Au centre de l’atelier, une « citerne » présente toutes les toiles dans leur intégralité, avec des commentaires sur l’oeuvre et le musée où elles sont présentées.
Cette création visuelle et musicale est réalisée par Gianfranco Iannuzzi, Renato Gatto et Massimiliano Siccardi.

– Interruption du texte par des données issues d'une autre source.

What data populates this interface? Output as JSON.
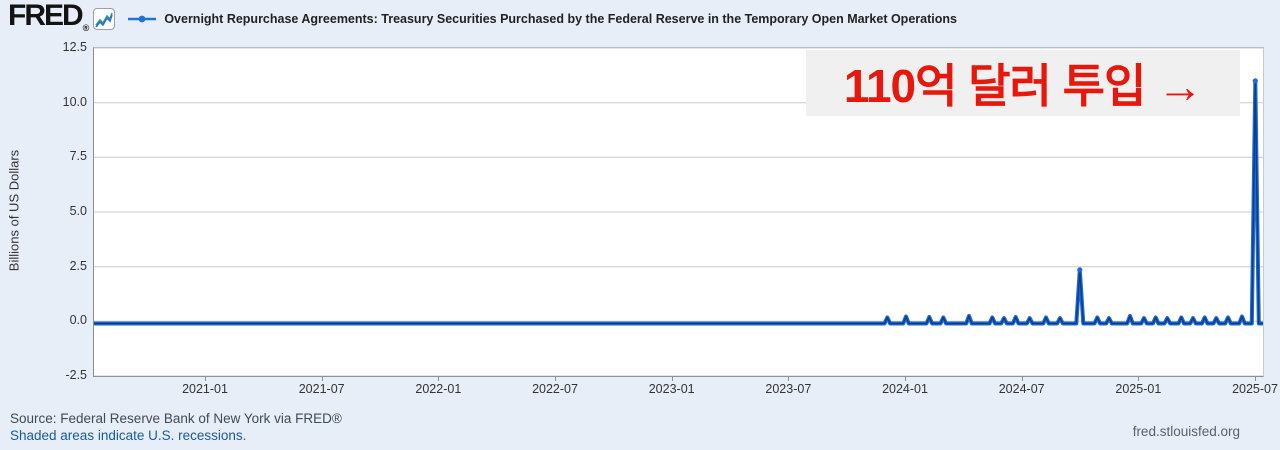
{
  "header": {
    "logo": "FRED",
    "logo_registered": "®",
    "series_title": "Overnight Repurchase Agreements: Treasury Securities Purchased by the Federal Reserve in the Temporary Open Market Operations"
  },
  "annotation": {
    "text": "110억 달러 투입 →",
    "color": "#e8170c",
    "background": "#f0f0f0"
  },
  "footer": {
    "source": "Source: Federal Reserve Bank of New York via FRED®",
    "recessions_note": "Shaded areas indicate U.S. recessions.",
    "site": "fred.stlouisfed.org"
  },
  "colors": {
    "page_background": "#e8eef7",
    "plot_background": "#ffffff",
    "gridline": "#cbcbcb",
    "line": "#1e6bd2",
    "line_core": "#0a3d8f",
    "annotation_red": "#e8170c"
  },
  "chart_data": {
    "type": "line",
    "title": "Overnight Repurchase Agreements: Treasury Securities Purchased by the Federal Reserve in the Temporary Open Market Operations",
    "xlabel": "",
    "ylabel": "Billions of US Dollars",
    "ylim": [
      -2.5,
      12.5
    ],
    "yticks": [
      12.5,
      10.0,
      7.5,
      5.0,
      2.5,
      0.0,
      -2.5
    ],
    "xlim_decimal_years": [
      2020.52,
      2025.53
    ],
    "xticks": [
      {
        "t": 2021.0,
        "label": "2021-01"
      },
      {
        "t": 2021.5,
        "label": "2021-07"
      },
      {
        "t": 2022.0,
        "label": "2022-01"
      },
      {
        "t": 2022.5,
        "label": "2022-07"
      },
      {
        "t": 2023.0,
        "label": "2023-01"
      },
      {
        "t": 2023.5,
        "label": "2023-07"
      },
      {
        "t": 2024.0,
        "label": "2024-01"
      },
      {
        "t": 2024.5,
        "label": "2024-07"
      },
      {
        "t": 2025.0,
        "label": "2025-01"
      },
      {
        "t": 2025.5,
        "label": "2025-07"
      }
    ],
    "grid": true,
    "legend_position": "top",
    "series": [
      {
        "name": "Overnight Repurchase Agreements: Treasury Securities Purchased by the Federal Reserve in the Temporary Open Market Operations",
        "units": "Billions of US Dollars",
        "points": [
          [
            2020.52,
            -0.1
          ],
          [
            2023.88,
            -0.1
          ],
          [
            2023.908,
            -0.1
          ],
          [
            2023.92,
            0.18
          ],
          [
            2023.932,
            -0.1
          ],
          [
            2023.988,
            -0.1
          ],
          [
            2024.0,
            0.22
          ],
          [
            2024.012,
            -0.1
          ],
          [
            2024.088,
            -0.1
          ],
          [
            2024.1,
            0.2
          ],
          [
            2024.112,
            -0.1
          ],
          [
            2024.148,
            -0.1
          ],
          [
            2024.16,
            0.18
          ],
          [
            2024.172,
            -0.1
          ],
          [
            2024.258,
            -0.1
          ],
          [
            2024.27,
            0.25
          ],
          [
            2024.282,
            -0.1
          ],
          [
            2024.358,
            -0.1
          ],
          [
            2024.37,
            0.18
          ],
          [
            2024.382,
            -0.1
          ],
          [
            2024.408,
            -0.1
          ],
          [
            2024.42,
            0.15
          ],
          [
            2024.432,
            -0.1
          ],
          [
            2024.458,
            -0.1
          ],
          [
            2024.47,
            0.2
          ],
          [
            2024.482,
            -0.1
          ],
          [
            2024.518,
            -0.1
          ],
          [
            2024.53,
            0.15
          ],
          [
            2024.542,
            -0.1
          ],
          [
            2024.588,
            -0.1
          ],
          [
            2024.6,
            0.18
          ],
          [
            2024.612,
            -0.1
          ],
          [
            2024.648,
            -0.1
          ],
          [
            2024.66,
            0.15
          ],
          [
            2024.672,
            -0.1
          ],
          [
            2024.73,
            -0.1
          ],
          [
            2024.745,
            2.35
          ],
          [
            2024.76,
            -0.1
          ],
          [
            2024.808,
            -0.1
          ],
          [
            2024.82,
            0.18
          ],
          [
            2024.832,
            -0.1
          ],
          [
            2024.858,
            -0.1
          ],
          [
            2024.87,
            0.15
          ],
          [
            2024.882,
            -0.1
          ],
          [
            2024.948,
            -0.1
          ],
          [
            2024.96,
            0.25
          ],
          [
            2024.972,
            -0.1
          ],
          [
            2025.008,
            -0.1
          ],
          [
            2025.02,
            0.15
          ],
          [
            2025.032,
            -0.1
          ],
          [
            2025.058,
            -0.1
          ],
          [
            2025.07,
            0.18
          ],
          [
            2025.082,
            -0.1
          ],
          [
            2025.108,
            -0.1
          ],
          [
            2025.12,
            0.15
          ],
          [
            2025.132,
            -0.1
          ],
          [
            2025.168,
            -0.1
          ],
          [
            2025.18,
            0.18
          ],
          [
            2025.192,
            -0.1
          ],
          [
            2025.218,
            -0.1
          ],
          [
            2025.23,
            0.15
          ],
          [
            2025.242,
            -0.1
          ],
          [
            2025.268,
            -0.1
          ],
          [
            2025.28,
            0.18
          ],
          [
            2025.292,
            -0.1
          ],
          [
            2025.318,
            -0.1
          ],
          [
            2025.33,
            0.15
          ],
          [
            2025.342,
            -0.1
          ],
          [
            2025.368,
            -0.1
          ],
          [
            2025.38,
            0.18
          ],
          [
            2025.392,
            -0.1
          ],
          [
            2025.428,
            -0.1
          ],
          [
            2025.44,
            0.22
          ],
          [
            2025.452,
            -0.1
          ],
          [
            2025.482,
            -0.1
          ],
          [
            2025.497,
            11.0
          ],
          [
            2025.512,
            -0.1
          ],
          [
            2025.53,
            -0.1
          ]
        ],
        "notable_points": [
          {
            "t": 2024.745,
            "value": 2.35
          },
          {
            "t": 2025.497,
            "value": 11.0
          }
        ]
      }
    ]
  }
}
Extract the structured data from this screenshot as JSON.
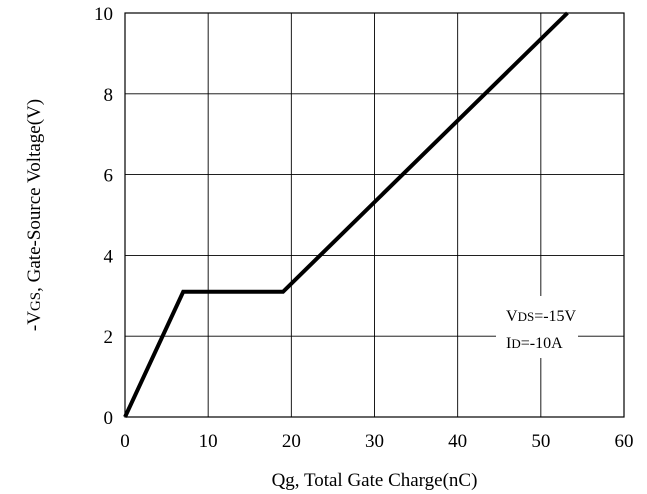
{
  "chart_data": {
    "type": "line",
    "xlabel": "Qg, Total Gate Charge(nC)",
    "ylabel_prefix": "-V",
    "ylabel_sub": "GS",
    "ylabel_rest": ", Gate-Source Voltage(V)",
    "xlim": [
      0,
      60
    ],
    "ylim": [
      0,
      10
    ],
    "x_ticks": [
      "0",
      "10",
      "20",
      "30",
      "40",
      "50",
      "60"
    ],
    "y_ticks": [
      "0",
      "2",
      "4",
      "6",
      "8",
      "10"
    ],
    "grid": true,
    "series": [
      {
        "x": [
          0,
          7,
          19,
          53.2
        ],
        "y": [
          0,
          3.1,
          3.1,
          10
        ],
        "color": "#000000"
      }
    ],
    "annotations": [
      {
        "main": "V",
        "sub": "DS",
        "rest": "=-15V"
      },
      {
        "main": "I",
        "sub": "D",
        "rest": "=-10A"
      }
    ]
  }
}
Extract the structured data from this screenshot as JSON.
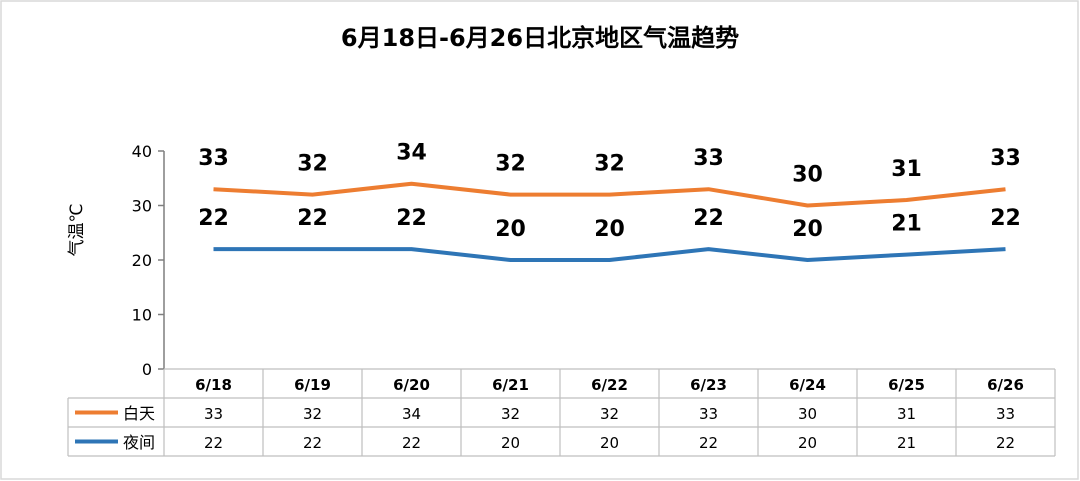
{
  "chart_data": {
    "type": "line",
    "title": "6月18日-6月26日北京地区气温趋势",
    "ylabel": "气温℃",
    "xlabel": "",
    "ylim": [
      0,
      40
    ],
    "yticks": [
      "0",
      "10",
      "20",
      "30",
      "40"
    ],
    "grid": false,
    "legend": "data-table-below",
    "categories": [
      "6/18",
      "6/19",
      "6/20",
      "6/21",
      "6/22",
      "6/23",
      "6/24",
      "6/25",
      "6/26"
    ],
    "series": [
      {
        "name": "白天",
        "color": "#ed7d31",
        "values": [
          33,
          32,
          34,
          32,
          32,
          33,
          30,
          31,
          33
        ]
      },
      {
        "name": "夜间",
        "color": "#2e75b6",
        "values": [
          22,
          22,
          22,
          20,
          20,
          22,
          20,
          21,
          22
        ]
      }
    ]
  }
}
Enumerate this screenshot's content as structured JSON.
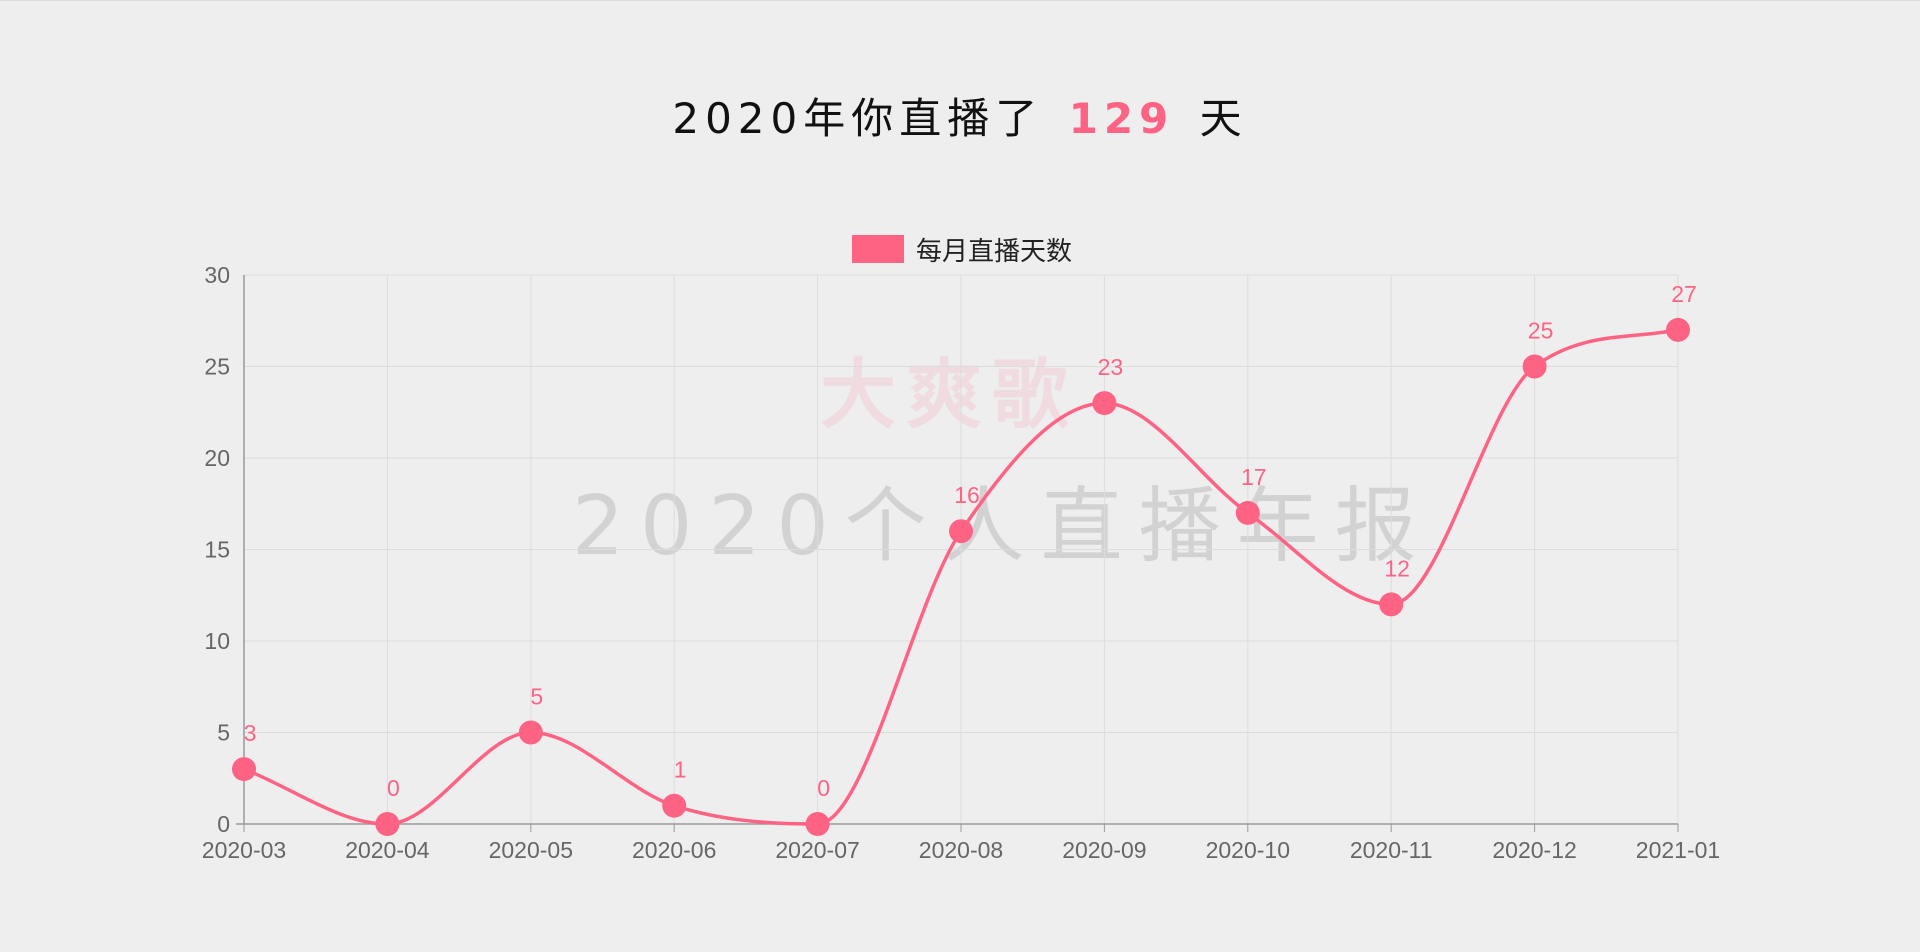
{
  "header": {
    "prefix": "2020年你直播了",
    "total_days": "129",
    "suffix": "天"
  },
  "watermark": {
    "brand": "大爽歌",
    "title": "2020个人直播年报"
  },
  "colors": {
    "accent": "#ff6384",
    "background": "#eeeeee",
    "grid": "#dcdcdc",
    "axis": "#999999",
    "tick_text": "#666666"
  },
  "chart_data": {
    "type": "line",
    "categories": [
      "2020-03",
      "2020-04",
      "2020-05",
      "2020-06",
      "2020-07",
      "2020-08",
      "2020-09",
      "2020-10",
      "2020-11",
      "2020-12",
      "2021-01"
    ],
    "series": [
      {
        "name": "每月直播天数",
        "values": [
          3,
          0,
          5,
          1,
          0,
          16,
          23,
          17,
          12,
          25,
          27
        ],
        "color": "#ff6384"
      }
    ],
    "ylim": [
      0,
      30
    ],
    "yticks": [
      "0",
      "5",
      "10",
      "15",
      "20",
      "25",
      "30"
    ],
    "grid": true,
    "legend": "top-center",
    "data_labels": true,
    "smooth": true
  }
}
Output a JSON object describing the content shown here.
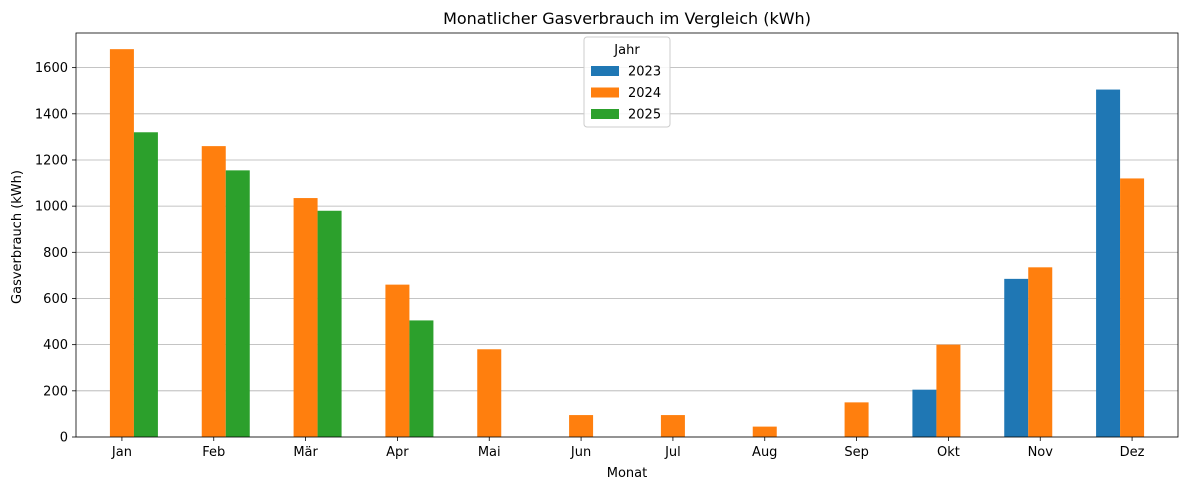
{
  "chart_data": {
    "type": "bar",
    "title": "Monatlicher Gasverbrauch im Vergleich (kWh)",
    "xlabel": "Monat",
    "ylabel": "Gasverbrauch (kWh)",
    "categories": [
      "Jan",
      "Feb",
      "Mär",
      "Apr",
      "Mai",
      "Jun",
      "Jul",
      "Aug",
      "Sep",
      "Okt",
      "Nov",
      "Dez"
    ],
    "ylim": [
      0,
      1750
    ],
    "yticks": [
      0,
      200,
      400,
      600,
      800,
      1000,
      1200,
      1400,
      1600
    ],
    "grid": "y",
    "legend": {
      "title": "Jahr",
      "placement": "top-center"
    },
    "series": [
      {
        "name": "2023",
        "color": "#1f77b4",
        "values": [
          0,
          0,
          0,
          0,
          0,
          0,
          0,
          0,
          0,
          205,
          685,
          1505
        ]
      },
      {
        "name": "2024",
        "color": "#ff7f0e",
        "values": [
          1680,
          1260,
          1035,
          660,
          380,
          95,
          95,
          45,
          150,
          400,
          735,
          1120
        ]
      },
      {
        "name": "2025",
        "color": "#2ca02c",
        "values": [
          1320,
          1155,
          980,
          505,
          0,
          0,
          0,
          0,
          0,
          0,
          0,
          0
        ]
      }
    ]
  }
}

A voir absolument (il vous reste du temps, elle dure jusqu’à la fin de l’année !) et tant pis si ce n’est pas tout à fait une expo artistique, avec de vrais tableaux… vous en ressortirez quand même avec l’impression d’avoir vécu un petit moment de la vie de Van Gogh !
En bonus, vous ferez aussi un voyage au Japon : entre deux projections dédiées à Van Gogh, un programme court baptisé « Japon rêvé, images du monde flottant », vous immerge dans l’océan imaginaire d’Hokusai – sa fameuse vague vient vous frapper de plein fouet, accompagnée de la musique de Debussy qui s’inspira de cette oeuvre.

Les estampes d’artistes moins connus en Europe, mais qui influencèrent Van Gogh, très imprégné de « japonisme » comme tous les artistes de son époque, se succèdent, vous promenant entre cerisiers en fleurs et samouraïs, éventails de geishas et sabres de samouraï, forêt magique et personnages du folklore traditionnel. « Sous la lumière du Sud, tout est devenu japonais », avait écrit Van Gogh, de Provence, à son frère Théo.